I haven't yet mentioned our guide for the day, Moziara (pictured above, on the left).  A true gentleman and extremely knowledgeable wine guide, who took note of our interests and steered the tastings and purchases in just the right way.  You can see he was not deterred by our exuberant attitudes throughout the day!

Lunch at Delaire Graff was exceptional.  The scenery, pairings, the carefully curated plates; it was truly memorable.  It's such a shame that generally wineries in Napa and Sonoma don't have restaurants (local laws, blah); this was the sort of perfect sit down you can hope for only in the finest places from Marlborough to Mendoza.  Having only been to three wineries in South Africa it's hard to compare, but it seems unlikely that there are many better places.

After lunch there was enough time left for a short walk to see the beautiful vineyard scenery, then aboard the Airbus for the ride back to the Cape Town waterfront, except: fog!  So, safety being first at all times in these matters, we diverted to Cape Town airport for a transfer by car service back to the hotel.
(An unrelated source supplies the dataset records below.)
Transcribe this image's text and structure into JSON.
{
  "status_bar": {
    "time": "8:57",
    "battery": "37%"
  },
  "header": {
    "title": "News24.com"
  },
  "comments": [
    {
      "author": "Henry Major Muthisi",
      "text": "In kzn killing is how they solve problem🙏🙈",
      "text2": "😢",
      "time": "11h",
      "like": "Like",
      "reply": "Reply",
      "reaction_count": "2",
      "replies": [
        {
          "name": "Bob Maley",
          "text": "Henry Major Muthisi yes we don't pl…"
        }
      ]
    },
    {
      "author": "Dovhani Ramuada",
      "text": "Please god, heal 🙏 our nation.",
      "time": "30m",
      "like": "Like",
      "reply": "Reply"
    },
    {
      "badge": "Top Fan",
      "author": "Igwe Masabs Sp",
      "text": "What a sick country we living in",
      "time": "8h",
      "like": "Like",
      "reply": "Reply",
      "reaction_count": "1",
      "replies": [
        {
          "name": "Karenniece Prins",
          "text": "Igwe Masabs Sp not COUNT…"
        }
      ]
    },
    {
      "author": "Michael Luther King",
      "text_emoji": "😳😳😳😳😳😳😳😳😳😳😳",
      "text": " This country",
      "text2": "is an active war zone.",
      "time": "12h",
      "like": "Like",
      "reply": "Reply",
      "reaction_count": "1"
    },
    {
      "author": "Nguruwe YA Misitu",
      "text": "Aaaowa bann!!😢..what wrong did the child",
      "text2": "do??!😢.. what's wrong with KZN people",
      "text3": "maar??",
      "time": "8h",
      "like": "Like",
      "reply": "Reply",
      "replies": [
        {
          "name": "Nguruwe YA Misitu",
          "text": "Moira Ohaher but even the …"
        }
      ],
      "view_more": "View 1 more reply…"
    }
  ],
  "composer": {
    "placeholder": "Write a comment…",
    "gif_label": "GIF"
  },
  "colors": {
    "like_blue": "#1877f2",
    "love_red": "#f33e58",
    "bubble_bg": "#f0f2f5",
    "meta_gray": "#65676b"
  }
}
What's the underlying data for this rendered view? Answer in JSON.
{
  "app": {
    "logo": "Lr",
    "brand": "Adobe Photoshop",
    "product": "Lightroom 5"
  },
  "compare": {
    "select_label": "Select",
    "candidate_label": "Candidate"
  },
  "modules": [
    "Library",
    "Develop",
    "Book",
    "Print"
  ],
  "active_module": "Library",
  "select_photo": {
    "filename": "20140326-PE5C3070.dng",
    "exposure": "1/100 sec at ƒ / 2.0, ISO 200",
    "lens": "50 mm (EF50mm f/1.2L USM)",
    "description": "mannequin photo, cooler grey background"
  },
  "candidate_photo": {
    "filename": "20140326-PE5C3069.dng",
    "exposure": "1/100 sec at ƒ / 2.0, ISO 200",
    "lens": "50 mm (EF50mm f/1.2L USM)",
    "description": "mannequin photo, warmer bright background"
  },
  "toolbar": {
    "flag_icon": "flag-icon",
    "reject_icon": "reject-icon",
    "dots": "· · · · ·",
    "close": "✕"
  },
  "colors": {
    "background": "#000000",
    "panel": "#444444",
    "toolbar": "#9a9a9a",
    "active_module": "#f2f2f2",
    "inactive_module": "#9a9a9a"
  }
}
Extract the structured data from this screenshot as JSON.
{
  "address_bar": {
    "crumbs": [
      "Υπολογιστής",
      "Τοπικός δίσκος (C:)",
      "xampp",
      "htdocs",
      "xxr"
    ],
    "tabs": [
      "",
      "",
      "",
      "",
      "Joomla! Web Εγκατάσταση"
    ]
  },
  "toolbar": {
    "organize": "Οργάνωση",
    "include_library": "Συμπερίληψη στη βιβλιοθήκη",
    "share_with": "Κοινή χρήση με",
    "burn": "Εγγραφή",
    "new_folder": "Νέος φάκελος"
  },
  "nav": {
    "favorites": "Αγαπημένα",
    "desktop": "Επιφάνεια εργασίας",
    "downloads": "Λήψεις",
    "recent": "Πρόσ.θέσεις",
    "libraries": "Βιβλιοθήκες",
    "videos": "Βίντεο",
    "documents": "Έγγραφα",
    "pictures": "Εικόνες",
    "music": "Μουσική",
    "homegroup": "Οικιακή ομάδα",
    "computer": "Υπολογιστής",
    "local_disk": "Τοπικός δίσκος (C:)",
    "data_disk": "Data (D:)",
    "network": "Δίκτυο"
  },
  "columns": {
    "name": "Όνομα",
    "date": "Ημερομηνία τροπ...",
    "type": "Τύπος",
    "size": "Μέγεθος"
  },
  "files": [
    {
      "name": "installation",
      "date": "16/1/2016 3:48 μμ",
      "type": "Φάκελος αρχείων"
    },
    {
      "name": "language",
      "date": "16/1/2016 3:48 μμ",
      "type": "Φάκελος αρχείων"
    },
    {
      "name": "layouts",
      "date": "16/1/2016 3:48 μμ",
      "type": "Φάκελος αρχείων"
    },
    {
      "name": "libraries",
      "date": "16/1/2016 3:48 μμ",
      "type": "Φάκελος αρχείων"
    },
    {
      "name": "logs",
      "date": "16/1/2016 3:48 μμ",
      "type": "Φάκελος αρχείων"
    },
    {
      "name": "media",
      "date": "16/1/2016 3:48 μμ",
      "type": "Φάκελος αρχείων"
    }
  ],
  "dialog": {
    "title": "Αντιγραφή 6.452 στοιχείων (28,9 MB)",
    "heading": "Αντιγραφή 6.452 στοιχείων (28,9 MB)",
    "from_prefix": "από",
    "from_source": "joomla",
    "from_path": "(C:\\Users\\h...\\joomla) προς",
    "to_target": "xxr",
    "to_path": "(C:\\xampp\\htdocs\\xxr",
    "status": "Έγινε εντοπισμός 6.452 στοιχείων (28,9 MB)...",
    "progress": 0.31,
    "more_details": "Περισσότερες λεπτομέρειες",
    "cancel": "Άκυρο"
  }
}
The second day of helicopter touring involved, at our request, putting together two tours they normally do separately into one tour: first, the Fynbos Mountain Gourmet Picnic, and second the Magical West Coast Mussels and Oysters on the Beach.

Taking off from the V&A Waterfront near our hotel, the first leg of the day involved flying down to the Cape Peninsula, circling the hills above Misty Cliffs and then a landing on Baskloof Private Nature Reserve.  The reserve is owned by Danielle and Ivan Harris, who have been working for over 40 years ago to restore it to its original natural beauty.  Basically, it is a giant, beautiful private park with views as far as the eyes can see.  It is actually a little disconcerting to land on rough ground (see above), but we were assured they do it all the time and its fine.  It puts you right in the middle of the reserve, with plenty to hike around and see.  There is a small platform with a table and chairs where we were able to enjoy nice drinks with the gorgeous views after our walk.

Then, off up the coast for the highlight of the day - a visit to Saldanha Bay, home to renowned oyster and mussel beds.  We landed beachfront at Blue Bay Lodge and Resort, where we were met by our host Kyle Dods.

Henceforth, a gastronomic miracle was presented, starting with fresh oysters shucked one by one on the beach and culminating with a mussel boil over hot stones.  In between, we took walks up and down the beautiful sandy beach, wine glasses in hand, with not a soul in sight, returning only occasionally to take part in a new course of food.

Kyle was a gracious host, and a terrific guy.  An entrepreneur, foodie, guide, ecologist and historian all in one.  We learned about oyster farming, the history of the area, his oyster restaurants and navigating COVID, and more than anything, that what he was doing today, with us, was his real passion: helping small groups tour and taste the best of South Africa.

After possibly just a little too much wine and too many oysters, it was time to take off for the flight back to Cape Town.  The company had graciously arranged to fly us straight to the international airport, as we had a tight connection back onto Qatar Airways for the flight home.  It worked seamlessly.

Cape Town was a magical place, very highly recommend!  A+.